The amount of gross unrecognized tax benefits for uncertain tax positions was $34.0 million as of November 26, 2017 and $39.3 million as of May 28, 2017. There were no balances included as of either November 26, 2017 or May 28, 2017, for tax positions for which the ultimate deductibility is highly certain but for which there is uncertainty about the timing of such deductibility. The gross unrecognized tax benefits excluded related liabilities for gross interest and penalties of $7.1 million and $6.0 million as of November 26, 2017 and May 28, 2017, respectively.
The net amount of unrecognized tax benefits at November 26, 2017 and May 28, 2017 that, if recognized, would impact the Company's effective tax rate was $25.7 million and $31.6 million, respectively.
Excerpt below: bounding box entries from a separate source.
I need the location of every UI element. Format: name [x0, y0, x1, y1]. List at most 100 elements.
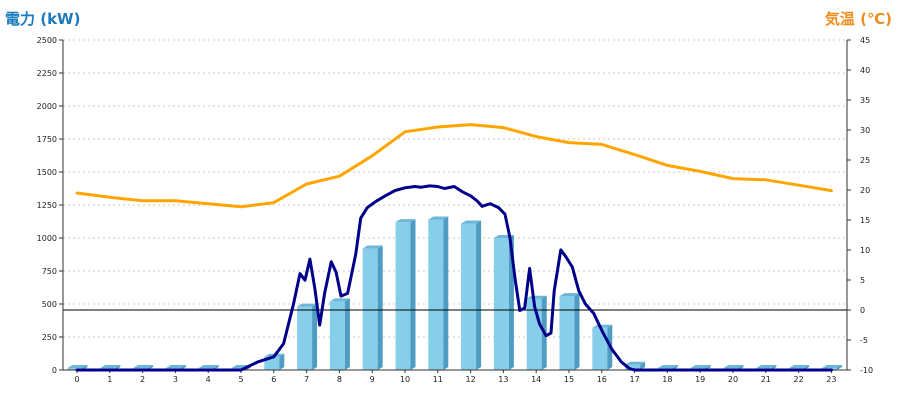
left-axis-tick-label: 1250 [37, 201, 57, 210]
power-bar-front [67, 368, 83, 370]
power-bar-top [723, 365, 744, 369]
x-axis-tick-label: 0 [74, 375, 79, 384]
power-bar-front [297, 306, 313, 370]
power-bar-top [297, 303, 318, 307]
x-axis-tick-label: 2 [140, 375, 145, 384]
power-bar-top [821, 365, 842, 369]
x-axis-tick-label: 20 [728, 375, 738, 384]
power-bar-side [836, 365, 842, 370]
power-bar-front [362, 248, 378, 370]
right-axis-tick-label: 40 [860, 66, 870, 75]
left-axis-tick-label: 2500 [37, 36, 57, 45]
power-bar [461, 220, 482, 370]
power-bar [362, 245, 383, 370]
x-axis-tick-label: 14 [531, 375, 541, 384]
right-axis-tick-label: 5 [860, 276, 865, 285]
power-bar-side [476, 220, 482, 370]
right-axis-tick-label: 45 [860, 36, 870, 45]
x-axis-tick-label: 23 [826, 375, 836, 384]
power-bar-front [592, 327, 608, 370]
left-axis-tick-label: 1750 [37, 135, 57, 144]
x-axis-tick-label: 7 [304, 375, 309, 384]
right-axis-tick-label: -10 [860, 366, 873, 375]
power-bar [592, 324, 613, 370]
power-bar-front [395, 222, 411, 370]
power-line [75, 184, 833, 372]
left-axis-tick-label: 0 [52, 366, 57, 375]
right-axis-tick-label: 35 [860, 96, 870, 105]
power-bar-top [198, 365, 219, 369]
power-bar [395, 219, 416, 370]
x-axis-tick-label: 4 [206, 375, 211, 384]
series-lines [75, 123, 833, 372]
power-bar-front [329, 301, 345, 370]
power-bar-top [789, 365, 810, 369]
x-axis-tick-label: 18 [662, 375, 672, 384]
power-bar-front [625, 364, 641, 370]
right-axis-tick-label: 20 [860, 186, 870, 195]
right-axis-title: 気温 (℃) [825, 10, 892, 28]
right-axis-tick-label: -5 [860, 336, 868, 345]
power-bars [67, 216, 842, 370]
power-bar-top [165, 365, 186, 369]
power-bar [428, 216, 449, 370]
power-bar-side [410, 219, 416, 370]
power-bar-side [640, 361, 646, 370]
x-axis-tick-label: 6 [271, 375, 276, 384]
power-bar [625, 361, 646, 370]
x-axis-tick-label: 11 [433, 375, 443, 384]
right-axis-tick-label: 25 [860, 156, 870, 165]
power-bar-top [100, 365, 121, 369]
right-axis-tick-label: 15 [860, 216, 870, 225]
power-bar-top [592, 324, 613, 328]
x-axis-tick-label: 1 [107, 375, 112, 384]
left-axis-tick-label: 2250 [37, 69, 57, 78]
power-bar-top [559, 293, 580, 297]
left-axis-tick-label: 1000 [37, 234, 57, 243]
power-bar-top [657, 365, 678, 369]
x-axis-tick-label: 15 [564, 375, 574, 384]
x-axis-tick-label: 16 [597, 375, 607, 384]
power-bar-top [756, 365, 777, 369]
power-bar-top [67, 365, 88, 369]
power-bar-front [461, 223, 477, 370]
x-axis-tick-label: 9 [370, 375, 375, 384]
power-bar-front [559, 296, 575, 370]
x-axis-tick-label: 17 [630, 375, 640, 384]
x-axis-tick-label: 12 [466, 375, 476, 384]
right-axis-tick-label: 0 [860, 306, 865, 315]
left-axis-tick-label: 1500 [37, 168, 57, 177]
left-axis-tick-label: 250 [42, 333, 57, 342]
power-bar-top [395, 219, 416, 223]
x-axis-tick-label: 22 [794, 375, 804, 384]
power-bar-side [312, 303, 318, 370]
power-bar-top [329, 298, 350, 302]
power-bar-front [493, 238, 509, 370]
x-axis-tick-label: 8 [337, 375, 342, 384]
power-bar-top [690, 365, 711, 369]
left-axis-title: 電力 (kW) [5, 10, 80, 28]
power-bar-top [428, 216, 449, 220]
axes: 02505007501000125015001750200022502500-1… [37, 36, 873, 384]
power-bar [297, 303, 318, 370]
power-bar-top [133, 365, 154, 369]
temperature-line [75, 123, 833, 209]
left-axis-tick-label: 500 [42, 300, 57, 309]
left-axis-tick-label: 2000 [37, 102, 57, 111]
power-bar-side [377, 245, 383, 370]
power-bar-side [443, 216, 449, 370]
power-bar-top [461, 220, 482, 224]
power-bar-top [362, 245, 383, 249]
power-bar-top [625, 361, 646, 365]
x-axis-tick-label: 3 [173, 375, 178, 384]
x-axis-tick-label: 10 [400, 375, 410, 384]
gridlines [63, 39, 847, 338]
power-bar [329, 298, 350, 370]
right-axis-tick-label: 10 [860, 246, 870, 255]
x-axis-tick-label: 19 [695, 375, 705, 384]
power-bar-side [279, 353, 285, 370]
power-bar [559, 293, 580, 370]
power-bar-front [428, 219, 444, 370]
x-axis-tick-label: 5 [238, 375, 243, 384]
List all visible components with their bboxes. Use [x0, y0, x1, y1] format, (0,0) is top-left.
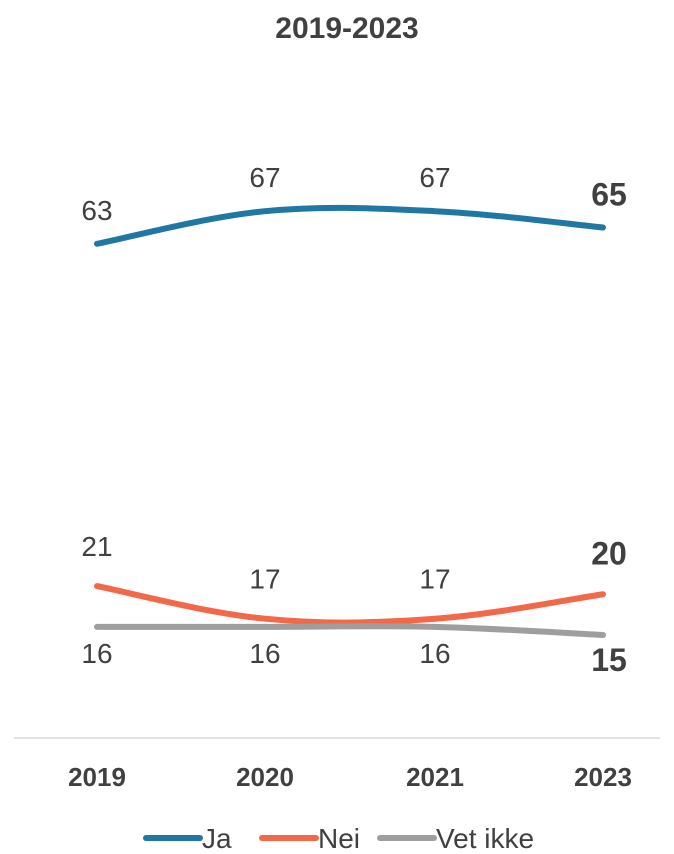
data-label-nei: 21	[81, 531, 112, 562]
series-line-ja	[94, 204, 606, 247]
data-label-nei: 17	[419, 564, 450, 595]
x-tick-label: 2023	[574, 762, 632, 792]
legend: Ja Nei Vet ikke	[143, 823, 534, 854]
data-label-ja: 65	[591, 177, 627, 213]
series-line-nei	[94, 583, 606, 626]
data-label-nei: 17	[249, 564, 280, 595]
x-tick-label: 2020	[236, 762, 294, 792]
legend-label-nei: Nei	[318, 823, 360, 854]
legend-label-ja: Ja	[202, 823, 232, 854]
data-label-vet-ikke: 16	[81, 638, 112, 669]
data-label-vet-ikke: 16	[419, 638, 450, 669]
data-label-vet-ikke: 16	[249, 638, 280, 669]
data-label-nei: 20	[591, 535, 627, 571]
chart-title: 2019-2023	[275, 12, 418, 45]
data-label-ja: 67	[249, 162, 280, 193]
x-tick-label: 2021	[406, 762, 464, 792]
series-line-vet-ikke	[94, 623, 606, 638]
x-tick-label: 2019	[68, 762, 126, 792]
data-label-ja: 67	[419, 162, 450, 193]
x-tick-layer: 2019 2020 2021 2023	[68, 762, 632, 792]
data-label-vet-ikke: 15	[591, 642, 627, 678]
series-layer	[94, 204, 606, 638]
legend-label-vet-ikke: Vet ikke	[436, 823, 534, 854]
data-label-layer: 63 67 67 65 21 17 17 20 16 16 16 15	[81, 162, 626, 678]
data-label-ja: 63	[81, 195, 112, 226]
Included in those amounts is $6.6 million and $15.6 million, respectively, that would be reported in discontinued operations. Recognition of these tax benefits would have a favorable impact on the Company's effective tax rate.
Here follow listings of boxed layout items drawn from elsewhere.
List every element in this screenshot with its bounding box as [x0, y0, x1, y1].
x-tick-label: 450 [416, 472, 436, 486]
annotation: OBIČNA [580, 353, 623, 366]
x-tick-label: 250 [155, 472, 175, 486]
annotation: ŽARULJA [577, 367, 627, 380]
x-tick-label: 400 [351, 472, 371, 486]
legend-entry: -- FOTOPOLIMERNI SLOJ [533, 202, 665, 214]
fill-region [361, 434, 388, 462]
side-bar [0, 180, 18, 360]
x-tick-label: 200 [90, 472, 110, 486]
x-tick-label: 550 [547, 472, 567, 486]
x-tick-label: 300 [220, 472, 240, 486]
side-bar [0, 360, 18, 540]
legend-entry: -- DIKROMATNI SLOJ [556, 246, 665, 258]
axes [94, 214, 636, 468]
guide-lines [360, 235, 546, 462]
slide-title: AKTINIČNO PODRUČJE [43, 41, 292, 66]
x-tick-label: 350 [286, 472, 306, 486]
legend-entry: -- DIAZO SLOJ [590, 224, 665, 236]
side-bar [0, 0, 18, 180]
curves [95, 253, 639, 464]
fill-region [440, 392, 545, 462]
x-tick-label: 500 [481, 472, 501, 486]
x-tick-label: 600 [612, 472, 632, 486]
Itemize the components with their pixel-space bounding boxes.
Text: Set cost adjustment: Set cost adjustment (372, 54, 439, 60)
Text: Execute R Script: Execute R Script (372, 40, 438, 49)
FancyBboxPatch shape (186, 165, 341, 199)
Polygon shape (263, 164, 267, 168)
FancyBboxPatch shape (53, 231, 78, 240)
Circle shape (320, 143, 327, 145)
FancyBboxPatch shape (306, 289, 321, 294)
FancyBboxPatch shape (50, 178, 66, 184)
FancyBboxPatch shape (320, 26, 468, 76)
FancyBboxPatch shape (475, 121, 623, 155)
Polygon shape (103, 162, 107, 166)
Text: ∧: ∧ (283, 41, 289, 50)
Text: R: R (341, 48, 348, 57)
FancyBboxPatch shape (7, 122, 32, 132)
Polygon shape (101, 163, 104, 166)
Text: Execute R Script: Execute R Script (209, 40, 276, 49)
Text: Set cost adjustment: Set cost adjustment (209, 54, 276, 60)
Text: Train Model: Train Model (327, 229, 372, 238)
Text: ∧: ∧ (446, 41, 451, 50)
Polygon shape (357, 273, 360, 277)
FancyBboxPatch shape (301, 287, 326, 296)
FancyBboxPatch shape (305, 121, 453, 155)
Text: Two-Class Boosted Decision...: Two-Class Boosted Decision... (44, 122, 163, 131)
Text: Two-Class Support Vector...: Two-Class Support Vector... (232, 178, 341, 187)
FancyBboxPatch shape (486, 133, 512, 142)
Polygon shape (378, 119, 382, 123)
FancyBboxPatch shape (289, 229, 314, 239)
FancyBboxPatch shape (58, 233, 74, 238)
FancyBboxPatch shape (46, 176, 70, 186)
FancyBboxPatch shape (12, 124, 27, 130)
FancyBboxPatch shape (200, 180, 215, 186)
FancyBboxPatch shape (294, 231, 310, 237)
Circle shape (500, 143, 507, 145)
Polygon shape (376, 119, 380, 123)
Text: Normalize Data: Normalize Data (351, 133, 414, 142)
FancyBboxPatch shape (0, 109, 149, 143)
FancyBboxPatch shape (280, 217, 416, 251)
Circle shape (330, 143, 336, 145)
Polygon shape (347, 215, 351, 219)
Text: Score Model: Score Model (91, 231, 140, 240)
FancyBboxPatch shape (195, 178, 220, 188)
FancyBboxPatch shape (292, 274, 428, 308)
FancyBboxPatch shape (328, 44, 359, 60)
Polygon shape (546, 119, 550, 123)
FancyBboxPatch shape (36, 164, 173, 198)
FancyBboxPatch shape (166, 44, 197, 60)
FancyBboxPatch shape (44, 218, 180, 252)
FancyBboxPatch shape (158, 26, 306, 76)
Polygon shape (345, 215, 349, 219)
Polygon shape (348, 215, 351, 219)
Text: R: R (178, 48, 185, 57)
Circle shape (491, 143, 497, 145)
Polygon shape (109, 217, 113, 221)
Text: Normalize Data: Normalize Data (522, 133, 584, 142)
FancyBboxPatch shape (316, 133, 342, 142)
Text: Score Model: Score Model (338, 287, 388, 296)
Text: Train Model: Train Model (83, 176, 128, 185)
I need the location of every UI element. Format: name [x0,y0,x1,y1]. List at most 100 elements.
We estimate that it is reasonably possible that the amount of gross unrecognized tax benefits will decrease by up to $9.4 million over the next twelve months due to various federal, state, and foreign audit settlements and the expiration of statutes of limitations.
As of November 26, 2017 and May 28, 2017, we had a deferred tax asset of $1.09 billion and $1.08 billion, respectively, that was generated from the capital loss realized on the sale of the Private Brands operations with corresponding valuation allowances of $995.1 million and $990.9 million, respectively, to reflect the uncertainty regarding the ultimate realization of the tax asset. During the first half of fiscal 2018, the balance of the deferred tax asset was adjusted for the impact of state law changes, realization of certain tax attributes, and the settlement of certain tax indemnity claims under the contract terms of the Private Brands sale.
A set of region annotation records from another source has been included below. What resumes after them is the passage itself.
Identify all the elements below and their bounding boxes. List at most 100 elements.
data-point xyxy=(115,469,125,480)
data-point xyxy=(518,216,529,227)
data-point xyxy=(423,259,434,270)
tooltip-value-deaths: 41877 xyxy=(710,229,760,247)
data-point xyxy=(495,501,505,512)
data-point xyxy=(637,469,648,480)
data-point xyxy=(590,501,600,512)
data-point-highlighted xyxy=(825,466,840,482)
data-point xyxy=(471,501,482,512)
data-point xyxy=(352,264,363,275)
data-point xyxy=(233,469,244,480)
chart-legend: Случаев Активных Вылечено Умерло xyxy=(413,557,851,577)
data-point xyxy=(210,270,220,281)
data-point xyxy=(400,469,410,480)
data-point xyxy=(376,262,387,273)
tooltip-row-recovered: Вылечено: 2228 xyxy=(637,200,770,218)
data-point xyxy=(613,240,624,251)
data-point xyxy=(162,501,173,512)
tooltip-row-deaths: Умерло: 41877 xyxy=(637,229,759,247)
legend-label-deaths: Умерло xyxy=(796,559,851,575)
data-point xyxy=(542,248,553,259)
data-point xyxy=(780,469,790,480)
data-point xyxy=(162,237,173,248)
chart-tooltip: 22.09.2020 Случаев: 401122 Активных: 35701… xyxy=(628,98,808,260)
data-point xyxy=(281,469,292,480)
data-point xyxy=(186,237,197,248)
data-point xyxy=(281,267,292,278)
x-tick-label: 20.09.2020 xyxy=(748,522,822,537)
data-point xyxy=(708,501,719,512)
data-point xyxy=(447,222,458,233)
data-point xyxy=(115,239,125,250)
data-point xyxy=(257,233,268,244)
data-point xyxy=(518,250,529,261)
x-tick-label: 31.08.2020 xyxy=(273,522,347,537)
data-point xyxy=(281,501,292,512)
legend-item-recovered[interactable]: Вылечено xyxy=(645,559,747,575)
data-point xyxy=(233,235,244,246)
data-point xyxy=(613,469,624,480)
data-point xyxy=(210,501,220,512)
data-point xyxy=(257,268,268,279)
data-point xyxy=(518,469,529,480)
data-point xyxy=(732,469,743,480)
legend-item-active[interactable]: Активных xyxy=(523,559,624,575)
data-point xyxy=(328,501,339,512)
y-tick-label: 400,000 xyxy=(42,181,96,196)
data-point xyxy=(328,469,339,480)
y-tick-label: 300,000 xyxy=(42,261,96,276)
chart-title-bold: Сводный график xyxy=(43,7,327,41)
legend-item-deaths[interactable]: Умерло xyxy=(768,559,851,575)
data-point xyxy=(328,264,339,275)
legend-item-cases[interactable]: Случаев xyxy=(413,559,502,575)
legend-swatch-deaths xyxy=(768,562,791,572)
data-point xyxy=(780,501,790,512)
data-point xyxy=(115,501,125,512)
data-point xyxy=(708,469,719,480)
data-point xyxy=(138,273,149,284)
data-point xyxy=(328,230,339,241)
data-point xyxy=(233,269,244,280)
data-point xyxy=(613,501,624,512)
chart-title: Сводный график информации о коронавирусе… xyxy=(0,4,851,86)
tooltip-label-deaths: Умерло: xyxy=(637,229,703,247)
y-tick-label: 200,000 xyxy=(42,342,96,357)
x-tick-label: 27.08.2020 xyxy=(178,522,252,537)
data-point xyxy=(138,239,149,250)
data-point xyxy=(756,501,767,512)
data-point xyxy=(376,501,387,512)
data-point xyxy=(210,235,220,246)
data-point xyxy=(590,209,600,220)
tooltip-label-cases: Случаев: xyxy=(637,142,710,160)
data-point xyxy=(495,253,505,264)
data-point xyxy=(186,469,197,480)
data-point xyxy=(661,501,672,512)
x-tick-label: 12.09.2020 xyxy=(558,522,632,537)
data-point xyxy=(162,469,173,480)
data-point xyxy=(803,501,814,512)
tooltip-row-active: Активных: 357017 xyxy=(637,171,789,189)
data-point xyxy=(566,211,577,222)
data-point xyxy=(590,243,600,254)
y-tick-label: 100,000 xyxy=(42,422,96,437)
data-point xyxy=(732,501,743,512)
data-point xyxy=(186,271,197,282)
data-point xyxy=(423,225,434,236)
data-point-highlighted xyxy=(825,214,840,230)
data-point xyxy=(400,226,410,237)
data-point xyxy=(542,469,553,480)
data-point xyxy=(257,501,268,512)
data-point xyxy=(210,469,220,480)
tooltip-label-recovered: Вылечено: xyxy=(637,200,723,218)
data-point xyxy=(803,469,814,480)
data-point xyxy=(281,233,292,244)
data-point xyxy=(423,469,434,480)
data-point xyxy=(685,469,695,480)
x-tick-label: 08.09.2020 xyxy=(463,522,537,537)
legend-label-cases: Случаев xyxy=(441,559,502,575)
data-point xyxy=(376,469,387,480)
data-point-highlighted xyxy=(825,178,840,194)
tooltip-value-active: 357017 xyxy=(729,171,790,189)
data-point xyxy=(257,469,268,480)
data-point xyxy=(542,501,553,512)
Historically, we have not provided U.S. deferred taxes on the cumulative undistributed earnings of our foreign subsidiaries. During the first quarter of fiscal 2018, we decided to repatriate certain cash balances then held in Italy, Canada, Mexico, the Netherlands, and Luxembourg due to the timing of cash flows in connection with certain business acquisition and divestiture activity, as well as forecasted levels of short-term borrowings. We repatriated $151.3 million during the second quarter of fiscal 2018. The cash repatriation resulted in the repatriation of $115.0 million in previously undistributed earnings of our foreign subsidiaries. As a result of the repatriation, we have recognized $11.8 million of income tax expense in the first half of fiscal 2018.
In conjunction with this repatriation, we have determined that additional previously undistributed earnings of certain foreign subsidiaries no longer meet the requirements for indefinite reinvestment under applicable accounting guidance and, therefore, recognized an additional $6.8 million of income tax expense in the first half of fiscal 2018.
An additional $2.5 million and $6.8 million of income tax expense was recognized in the second quarter and first half of fiscal 2018, respectively, primarily related to a valuation allowance on foreign tax credits generated in the current year and prior periods.
We continue to believe the remaining undistributed earnings of our foreign subsidiaries, after taking into account the above transactions, are indefinitely reinvested and therefore have not provided any additional U.S. deferred taxes.
On December 22, 2017, the Tax Cuts and Jobs Act was signed into law. We are in the process of evaluating the impact of the recently enacted law to our Condensed Consolidated Financial Statements. The impact is expected to be material to the Condensed Consolidated Financial Statements.